By Anna Young
A host of organizations seeking to continue their fight to ban gun shows on county property met last Saturday morning in Chappaqua to discuss strategies on how they would achieve their goals.
“When I learned a gun show would return to the County Center after a four-year reprieve, I was outraged,” Rep. Nita Lowey (D-Harrison) said at the Feb. 4 forum at New Castle Town Hall. “It’s our responsibility to act now regardless of the politics to spare families the pain gun violence brings.”
From 1999 to 2010, Westchester had ended gun shows at the County Center, before County Executive Rob Astorino lifted the ban for one to be held in 2012. After the Sandy Hook Elementary School tragedy, a 2013 show was canceled.
But when the Westchester Board of Legislators learned in December that a gun show would be held at the County Center in January, Democrats unanimously voted for a gun show ban on country property, arguing the events promote a culture of violence.
As anticipated, County Executive Rob Astorino vetoed the bill the day before the Jan. 21 opening of the two-day show, which was attended by an estimated 5,000 people, a record turnout for a county gun show.
“Guns are part of tragedies and I don’t think we should be using the Westchester County Center to promote the sale of guns,” Assemblyman David Buchwald (D-White Plains) said.
Despite the event’s commercial success, Chuck Bell, a member of Prevent Gun Violence-Westchester, said he’s received more than 5,700 signatures on his MoveOn petition demanding gun shows be banned at the County Center.
Bell encouraged others to think of creative ways the community can motivate people to pressure the Board of Legislators’ seven Republicans and one Conservative who opposed the ban into changing their minds.
“We should have an appropriate sense of optimism and hope that we can actually prevail on this,” Bell said.
Barry Graubart, member of Mom’s Demand Action, agreed.

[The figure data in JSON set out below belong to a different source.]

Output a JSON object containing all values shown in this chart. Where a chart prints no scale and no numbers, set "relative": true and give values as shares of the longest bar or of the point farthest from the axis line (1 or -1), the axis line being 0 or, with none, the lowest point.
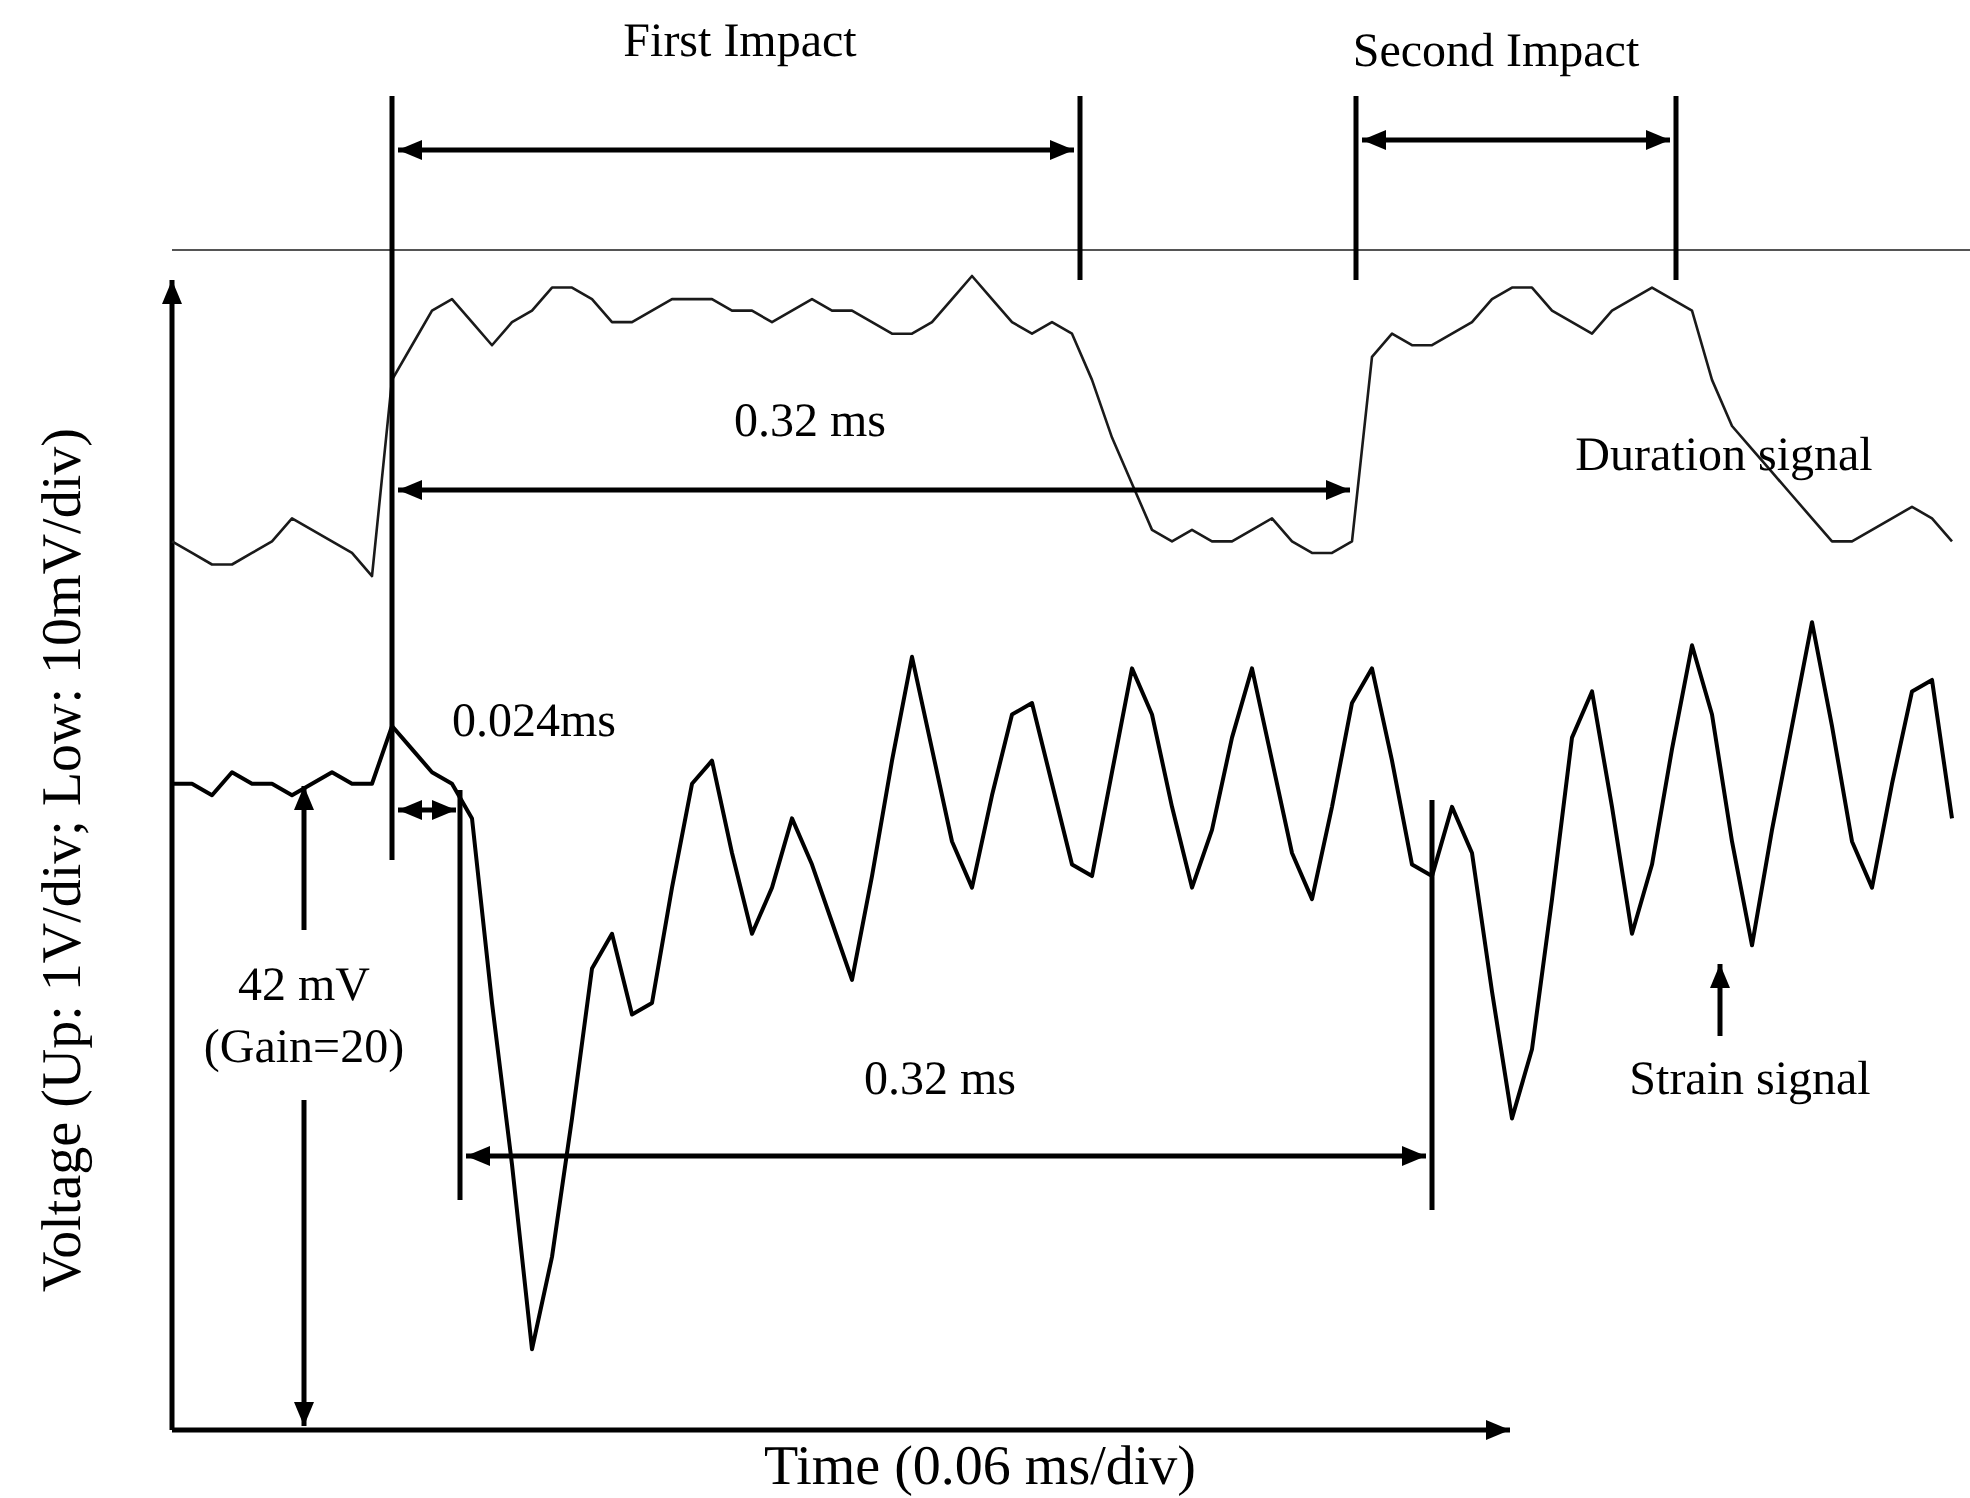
{
  "chart_data": {
    "type": "line",
    "relative": true,
    "xlabel": "Time (0.06 ms/div)",
    "ylabel": "Voltage (Up: 1V/div; Low: 10mV/div)",
    "categories": [
      null,
      null,
      null,
      null,
      null,
      null,
      null,
      null,
      null,
      null,
      null,
      null,
      null,
      null,
      null,
      null,
      null,
      null,
      null,
      null,
      null,
      null,
      null,
      null,
      null,
      null,
      null,
      null,
      null,
      null,
      null,
      null,
      null,
      null,
      null,
      null,
      null,
      null,
      null,
      null,
      null,
      null,
      null,
      null,
      null,
      null,
      null,
      null,
      null,
      null,
      null,
      null,
      null,
      null,
      null,
      null,
      null,
      null,
      null,
      null,
      null,
      null,
      null,
      null,
      null,
      null,
      null,
      null,
      null,
      null,
      null,
      null,
      null,
      null,
      null,
      null,
      null,
      null,
      null,
      null,
      null,
      null,
      null,
      null,
      null,
      null,
      null,
      null,
      null,
      null
    ],
    "series": [
      {
        "name": "Duration signal",
        "color": "#1a1a1a",
        "values": [
          0.77,
          0.76,
          0.75,
          0.75,
          0.76,
          0.77,
          0.79,
          0.78,
          0.77,
          0.76,
          0.74,
          0.91,
          0.94,
          0.97,
          0.98,
          0.96,
          0.94,
          0.96,
          0.97,
          0.99,
          0.99,
          0.98,
          0.96,
          0.96,
          0.97,
          0.98,
          0.98,
          0.98,
          0.97,
          0.97,
          0.96,
          0.97,
          0.98,
          0.97,
          0.97,
          0.96,
          0.95,
          0.95,
          0.96,
          0.98,
          1.0,
          0.98,
          0.96,
          0.95,
          0.96,
          0.95,
          0.91,
          0.86,
          0.82,
          0.78,
          0.77,
          0.78,
          0.77,
          0.77,
          0.78,
          0.79,
          0.77,
          0.76,
          0.76,
          0.77,
          0.93,
          0.95,
          0.94,
          0.94,
          0.95,
          0.96,
          0.98,
          0.99,
          0.99,
          0.97,
          0.96,
          0.95,
          0.97,
          0.98,
          0.99,
          0.98,
          0.97,
          0.91,
          0.87,
          0.85,
          0.83,
          0.81,
          0.79,
          0.77,
          0.77,
          0.78,
          0.79,
          0.8,
          0.79,
          0.77
        ]
      },
      {
        "name": "Strain signal",
        "color": "#000000",
        "values": [
          0.56,
          0.56,
          0.55,
          0.57,
          0.56,
          0.56,
          0.55,
          0.56,
          0.57,
          0.56,
          0.56,
          0.61,
          0.59,
          0.57,
          0.56,
          0.53,
          0.37,
          0.23,
          0.07,
          0.15,
          0.27,
          0.4,
          0.43,
          0.36,
          0.37,
          0.47,
          0.56,
          0.58,
          0.5,
          0.43,
          0.47,
          0.53,
          0.49,
          0.44,
          0.39,
          0.48,
          0.58,
          0.67,
          0.59,
          0.51,
          0.47,
          0.55,
          0.62,
          0.63,
          0.56,
          0.49,
          0.48,
          0.57,
          0.66,
          0.62,
          0.54,
          0.47,
          0.52,
          0.6,
          0.66,
          0.58,
          0.5,
          0.46,
          0.54,
          0.63,
          0.66,
          0.58,
          0.49,
          0.48,
          0.54,
          0.5,
          0.38,
          0.27,
          0.33,
          0.46,
          0.6,
          0.64,
          0.54,
          0.43,
          0.49,
          0.59,
          0.68,
          0.62,
          0.51,
          0.42,
          0.52,
          0.61,
          0.7,
          0.61,
          0.51,
          0.47,
          0.56,
          0.64,
          0.65,
          0.53
        ]
      }
    ],
    "annotations": [
      "First Impact",
      "Second Impact",
      "0.32 ms",
      "0.024ms",
      "42 mV",
      "(Gain=20)",
      "0.32 ms"
    ]
  }
}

He said more needs to be done for the community than writing complaints on Facebook.
“I know that it’s frustrating to many of us, that even though there are some good Republicans out there, when it comes to gun laws we lose. But we can’t lose,” Lowey said. “The only way we can change this is being outspoken and making our voices heard.”

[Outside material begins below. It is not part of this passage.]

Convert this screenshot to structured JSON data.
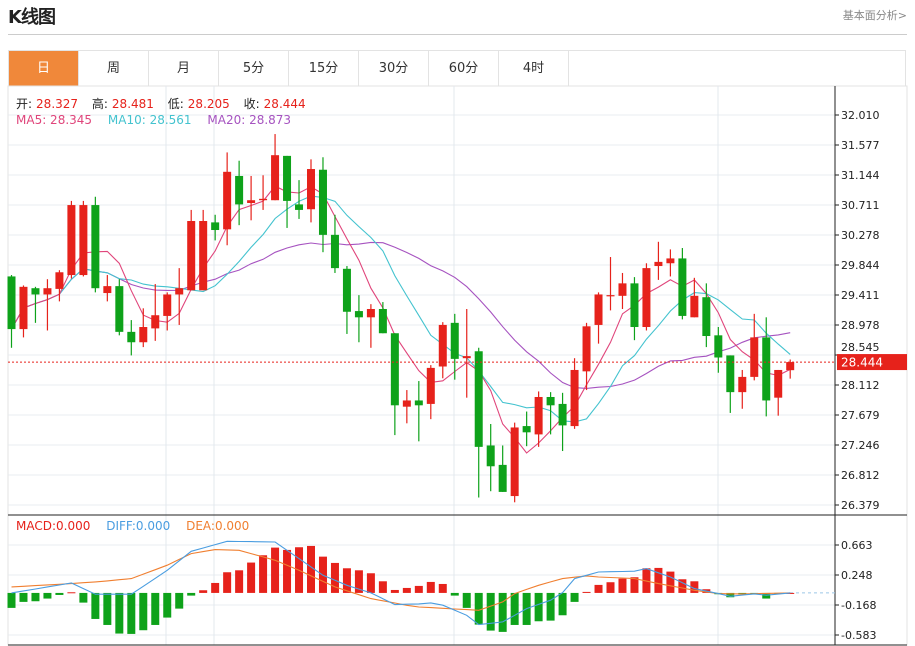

Since the gun show, the Board of Legislators is working on bipartisan legislation to strengthen gun show regulations throughout the county. The proposed law, based on state Attorney General Eric Schneiderman’s agreement with gun show purveyors to guarantee safety provisions, has been returned to committee for strengthening and clarification.
Democratic Majority Leader Catherine Borgia (D-Ossining) said there is very little oversight from the county Department of Public Safety in non-county owned venues and that more coordination is needed with local police departments.